Debtors payback creditors anywhere from 0% to 100% of outstanding unsecured debts, which typically include credits cards, most judgments, personal loans, and deficiency balances from repossessions or foreclosures. Chapter 13 allows debtors to pay creditors a monthly amount that is affordable. Interest and fees on unsecured debts stop to accruing as soon as a Chapter 13 is filed. At the end of your Chapter 13 term (3 to 5 years) any unsecured debts that remain are discharged and you walk away free from debt.

The advantage over Debt Counseling is that there is a guarantee of Federal debt relief. As long as the debtor complies with Bankruptcy law and fulfills all obligations under Chapter 13, at the end of the Chapter 13 plan a Debtor will be free from debt. In attempting Debt Counseling there is the risk that an unyielding creditor will not discharge the debt unless all or the majority balance is paid. Additionally, during bankruptcy you get protection of the “automatic stay” whereby generally creditors are disallowed from any collection action, such as lawsuits, garnishments, etc, while you are in bankruptcy – the debt relief agencies cannot provide this sort of guarantee legal protection. In addition, interest and fees continue to accrue and rack up. Don’t be fooled, a charge off or settlement on your credit can look as bad as a Bankruptcy.

Because of a loss of job, illness, sudden accident, or other unfortunate events, debtors may fall behind in their mortgage payments. Eventually the house is scheduled for foreclosure and the bank will not take any payment less than the full amount and refuse to work with the debtor. Chapter 13 can stop the foreclosure and give you time to catch up on the back payments. In addition, back payments on a car loan can also be included in a Chapter 13. Most vehicles will be paid in full by the end of your Chapter 13. Plus, some vehicles may qualify for a “cram down” which allows the debtor to pay only the current fair market value and not what is owed on the loan.

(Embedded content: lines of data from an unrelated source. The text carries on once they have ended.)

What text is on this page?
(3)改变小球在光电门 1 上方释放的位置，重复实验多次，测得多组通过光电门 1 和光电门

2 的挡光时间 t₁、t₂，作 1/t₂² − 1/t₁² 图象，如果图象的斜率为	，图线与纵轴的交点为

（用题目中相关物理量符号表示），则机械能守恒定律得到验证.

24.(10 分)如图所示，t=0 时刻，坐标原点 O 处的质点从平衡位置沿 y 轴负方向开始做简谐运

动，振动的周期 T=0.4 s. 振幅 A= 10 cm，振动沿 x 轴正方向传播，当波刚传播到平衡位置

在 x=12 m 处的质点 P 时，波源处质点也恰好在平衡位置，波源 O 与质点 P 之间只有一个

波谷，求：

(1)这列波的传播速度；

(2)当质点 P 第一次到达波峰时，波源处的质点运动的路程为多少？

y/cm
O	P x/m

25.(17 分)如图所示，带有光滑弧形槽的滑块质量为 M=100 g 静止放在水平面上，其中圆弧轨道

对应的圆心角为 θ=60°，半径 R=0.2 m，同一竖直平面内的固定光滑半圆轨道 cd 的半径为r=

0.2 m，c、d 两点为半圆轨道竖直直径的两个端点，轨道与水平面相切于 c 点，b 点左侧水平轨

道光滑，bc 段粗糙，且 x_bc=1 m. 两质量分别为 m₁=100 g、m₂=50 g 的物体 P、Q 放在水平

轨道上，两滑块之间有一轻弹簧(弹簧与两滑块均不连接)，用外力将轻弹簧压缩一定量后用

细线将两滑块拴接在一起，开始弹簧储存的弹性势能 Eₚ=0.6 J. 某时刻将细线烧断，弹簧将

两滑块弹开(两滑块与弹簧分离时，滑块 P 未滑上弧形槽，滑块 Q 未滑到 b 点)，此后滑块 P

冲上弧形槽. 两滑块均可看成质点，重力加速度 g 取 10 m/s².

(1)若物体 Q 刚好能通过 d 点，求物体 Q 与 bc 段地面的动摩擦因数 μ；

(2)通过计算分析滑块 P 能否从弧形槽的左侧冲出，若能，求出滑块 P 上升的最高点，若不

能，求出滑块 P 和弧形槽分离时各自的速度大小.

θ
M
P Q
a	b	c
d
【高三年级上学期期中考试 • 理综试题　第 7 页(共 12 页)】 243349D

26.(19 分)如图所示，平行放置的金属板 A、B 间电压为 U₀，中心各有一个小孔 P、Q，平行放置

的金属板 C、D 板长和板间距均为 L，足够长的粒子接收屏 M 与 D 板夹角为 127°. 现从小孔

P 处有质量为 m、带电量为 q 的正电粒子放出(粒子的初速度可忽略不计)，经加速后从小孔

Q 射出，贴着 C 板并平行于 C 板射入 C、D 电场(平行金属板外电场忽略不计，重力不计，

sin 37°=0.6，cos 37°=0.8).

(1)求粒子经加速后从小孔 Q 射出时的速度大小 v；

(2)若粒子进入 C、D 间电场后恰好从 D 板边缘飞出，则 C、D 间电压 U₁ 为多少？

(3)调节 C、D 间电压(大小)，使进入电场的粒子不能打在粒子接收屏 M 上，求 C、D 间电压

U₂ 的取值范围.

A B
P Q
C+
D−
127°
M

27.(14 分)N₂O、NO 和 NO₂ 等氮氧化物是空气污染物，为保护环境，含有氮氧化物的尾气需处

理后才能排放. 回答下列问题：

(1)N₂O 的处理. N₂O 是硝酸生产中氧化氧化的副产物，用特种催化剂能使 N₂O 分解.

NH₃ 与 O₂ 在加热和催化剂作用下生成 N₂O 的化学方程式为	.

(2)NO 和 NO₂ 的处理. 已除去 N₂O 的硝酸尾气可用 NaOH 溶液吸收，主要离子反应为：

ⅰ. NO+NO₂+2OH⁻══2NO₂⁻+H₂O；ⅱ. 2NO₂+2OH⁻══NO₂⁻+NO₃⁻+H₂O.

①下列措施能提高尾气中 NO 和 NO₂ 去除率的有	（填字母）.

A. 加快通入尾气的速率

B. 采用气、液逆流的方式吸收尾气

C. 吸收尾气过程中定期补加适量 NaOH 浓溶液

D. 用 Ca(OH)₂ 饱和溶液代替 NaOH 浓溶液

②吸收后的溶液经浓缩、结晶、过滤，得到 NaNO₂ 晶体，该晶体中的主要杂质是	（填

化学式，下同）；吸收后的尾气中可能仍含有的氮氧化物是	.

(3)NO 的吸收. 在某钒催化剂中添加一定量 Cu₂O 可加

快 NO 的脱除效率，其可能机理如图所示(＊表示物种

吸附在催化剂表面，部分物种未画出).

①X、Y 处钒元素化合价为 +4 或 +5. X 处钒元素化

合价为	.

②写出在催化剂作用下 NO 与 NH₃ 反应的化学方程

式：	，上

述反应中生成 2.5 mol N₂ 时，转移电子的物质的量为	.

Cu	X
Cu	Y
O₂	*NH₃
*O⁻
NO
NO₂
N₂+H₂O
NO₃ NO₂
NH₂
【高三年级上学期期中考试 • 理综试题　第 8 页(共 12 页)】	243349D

Also, we may also be able to adjust the interest rate paid on vehicle loans, which may save you hundreds of dollars. Our Attorneys understand the law, which allows us to help you in the complicated world of Bankruptcy.

Eliminate Your Second Mortgage or Home Equity Line of Credit.

In a Chapter 13, some debtors qualify to “strip off” their Second Mortgage or Home Equity Line of Credit. Imagine having only your First Mortgage to pay. Plus, with most homes upside down (or underwater), meaning you owe more than the home is worth, homeowners need all the help they can get. While the news is spattered with talks of government rescue or loan modifications, it is mostly just talk. Most of these banks have received help or government assistance, but they will usually do very little for you. Some banks are willing to reduce interest rates and change variable mortgages to fixed, however very few will reduce the amount owed. For those who qualify, Chapter 13 forces second mortgages or home equity loans to be eliminated and treated as unsecured debt (similar to credit card debt). Currently, this is the best “bail out plan” for those hurt by the housing crisis.

Bankruptcy may not be the best solution in every case. We are not a “one size fits all” law firm. We have aggressive Attorneys to settle debts for those who have some assets or means to make settlements arrangement with creditors. Tax debts may also be settled for less than is owed by our Tax Attorneys’ relentless negotiation with the IRS or State. We have been successful at modifying mortgages for debtors that have fallen behind in their payments or who can no longer afford their mortgage payment. We explore all the options before we advise Bankruptcy.